Mirage V (Imagem, de origem desconhecida, recolhida na Internet, AMM)


1. O material em falta

Na Guiné e logo após a identificação do míssil Strela (6 de abril de 1973), os pilotos da FAP tinham pedido três melhoramentos urgentes.  a saber, pretendiam que: (i) fossem substituídas as metralhadoras 12,7 mm do FIAT G-91 por canhões de 20/30 mm: (ii) fosse instalado na aeronave um sistema de alerta anti-míssil:  e, (iii) na base de Bissalanca, necessitavam de um radar de busca/defesa aérea que os apoiasse em operações de dia/noite ou mau tempo.

Ainda que dispendiosos, todos estes requisitos eram fáceis de implementar, na Força Aérea Alemã havia aviões iguais aos nossos mas equipados com dois canhões de 30mm, sistemas anti-míssil já eram usados no Vietname, e Bissalanca até já tinha um radar de defesa aérea desde 1964, montado em torre metálica perto da cabeceira da pista, só que … não funcionava.

Em complemento a este pedido dos pilotos, o Comandante da Zona Aérea, Coronel Moura Pinto, tinha declarado em 15 de maio de 1973, durante a reunião de Comandos no Quartel-general do Comando Chefe, que, face à ameaça dos mísseis Strela e possível entrada no conflito de aviões MIG, para continuar a dar um apoio eficiente às NT precisava de  oito aviões SKYVAN, para substituir os DO-27, cinco helicópteros equipados com armamento axial, e doze aviões do tipo MIRAGE, com um raio de acção não inferior a 300 milhas náuticas.

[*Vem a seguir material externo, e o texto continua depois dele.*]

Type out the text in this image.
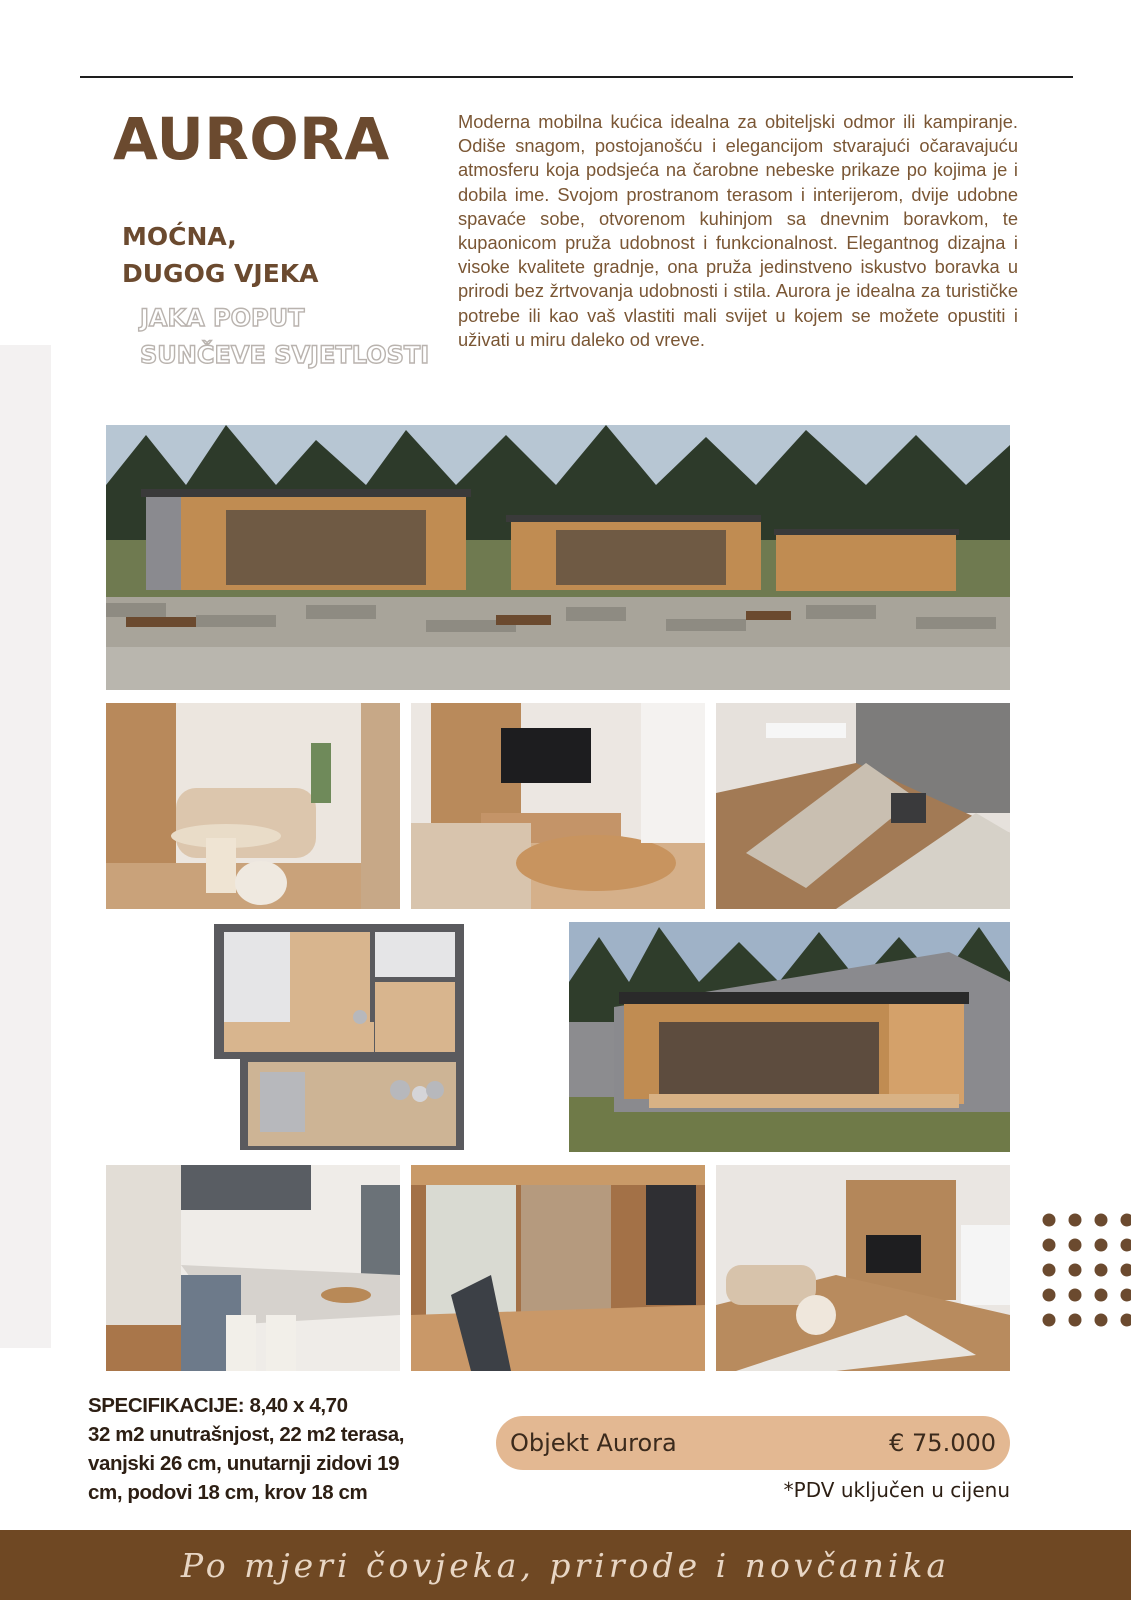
AURORA
MOĆNA,
DUGOG VJEKA
JAKA POPUT
SUNČEVE SVJETLOSTI
Moderna mobilna kućica idealna za obiteljski odmor ili kampiranje. Odiše snagom, postojanošću i elegancijom stvarajući očaravajuću atmosferu koja podsjeća na čarobne nebeske prikaze po kojima je i dobila ime. Svojom prostranom terasom i interijerom, dvije udobne spavaće sobe, otvorenom kuhinjom sa dnevnim boravkom, te kupaonicom pruža udobnost i funkcionalnost. Elegantnog dizajna i visoke kvalitete gradnje, ona pruža jedinstveno iskustvo boravka u prirodi bez žrtvovanja udobnosti i stila. Aurora je idealna za turističke potrebe ili kao vaš vlastiti mali svijet u kojem se možete opustiti i uživati u miru daleko od vreve.
SPECIFIKACIJE: 8,40 x 4,70
32 m2 unutrašnjost, 22 m2 terasa,
vanjski 26 cm, unutarnji zidovi 19
cm, podovi 18 cm, krov 18 cm
Objekt Aurora	€ 75.000
*PDV uključen u cijenu
Po mjeri čovjeka, prirode i novčanika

Este requisito sobre o raio de acção não era inocente, no caso de um futuro ataque de MIG haveria necessidade de retaliar e destrui-los no solo e a única pista apta a receber os aviões, estava situada em Conacri, a uma distância de cerca de 200 milhas de Bissalanca.

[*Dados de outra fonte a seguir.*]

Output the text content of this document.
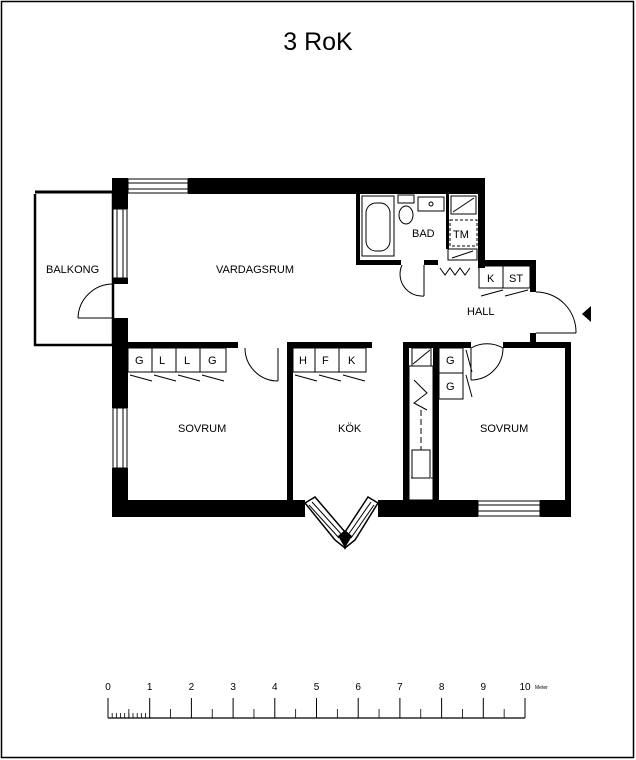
BALKONG	VARDAGSRUM
BAD
HALL
SOVRUM	KÖK	SOVRUM
TM
K ST
G L L G	H F K	G
G
0	1	2	3	4	5	6	7	8	9	10
3 RoK
Meter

Todos estes pedidos foram devidamente registados, logo os estados-maiores entraram na borbulhagem da burocracia e, de reunião em reunião, estudo em estudo e acta em acta, lá se foram adiando as soluções.

Esta inércia, ignorância, desleixo ou falta de respeito pelos militares que em 1973 combatiam na Guiné já há muito se tinha tornado por demais evidente, o Governo de Lisboa não sabia e/ou não estava minimamente interessado em resolver a situação no Ultramar, o seu lema pautava-se por um … “adiar é resolver”.

Tivessem lido os “Tratados sobre Guerra Subversiva” e deveriam saber que, com o passar do tempo, a situação iria evoluir da “tímida flagelação” para uma “guerra convencional”, onde a artilharia e a aviação acabariam por ter um papel fundamental.

No entanto, durante todos os anos do conflito e para além de alguns pequenos melhoramentos no armamento das nossas forças armadas, nada mais tinha sido feito.

Em boa verdade já não existia o capacete de ferro, cartucheiras a tiracolo e a Mauser mas os tempos da primeira mina encontrada (1963) já tinham passado, usávamos dilagramas e bazucas contra o RPG, obuses da 2ª Grande Guerra contra o canhão sem recuo e o FIAT G-91 contra uma previsível e futura aviação de MIG, de dono indefinido e, ao contrário do que muitos acreditavam, quase certamente pilotados por mercenários experientes, oriundos da Alemanha de Leste, URSS, Reino Unido, …como já anteriormente tinha acontecido na guerra Nigéria/Biafra.

Por outro lado e em termos de defesa aérea, a Guiné continuava totalmente desprotegida, não só contra aviões de combate mas também contra qualquer “avioneta” que, de noite, resolvesse vir largar sobre Bissau umas granadas, uns tijolos ou uns panfletos.

Ao chegar o 25 de abril de 1974, um ano depois do aparecimento do míssil Strela e depois de seis aviões terem sido abatidos, de todos os requisitos operacionais então solicitados e tidos como urgentes e imprescindíveis, nenhuma alteração/melhoramento tinha ocorrido.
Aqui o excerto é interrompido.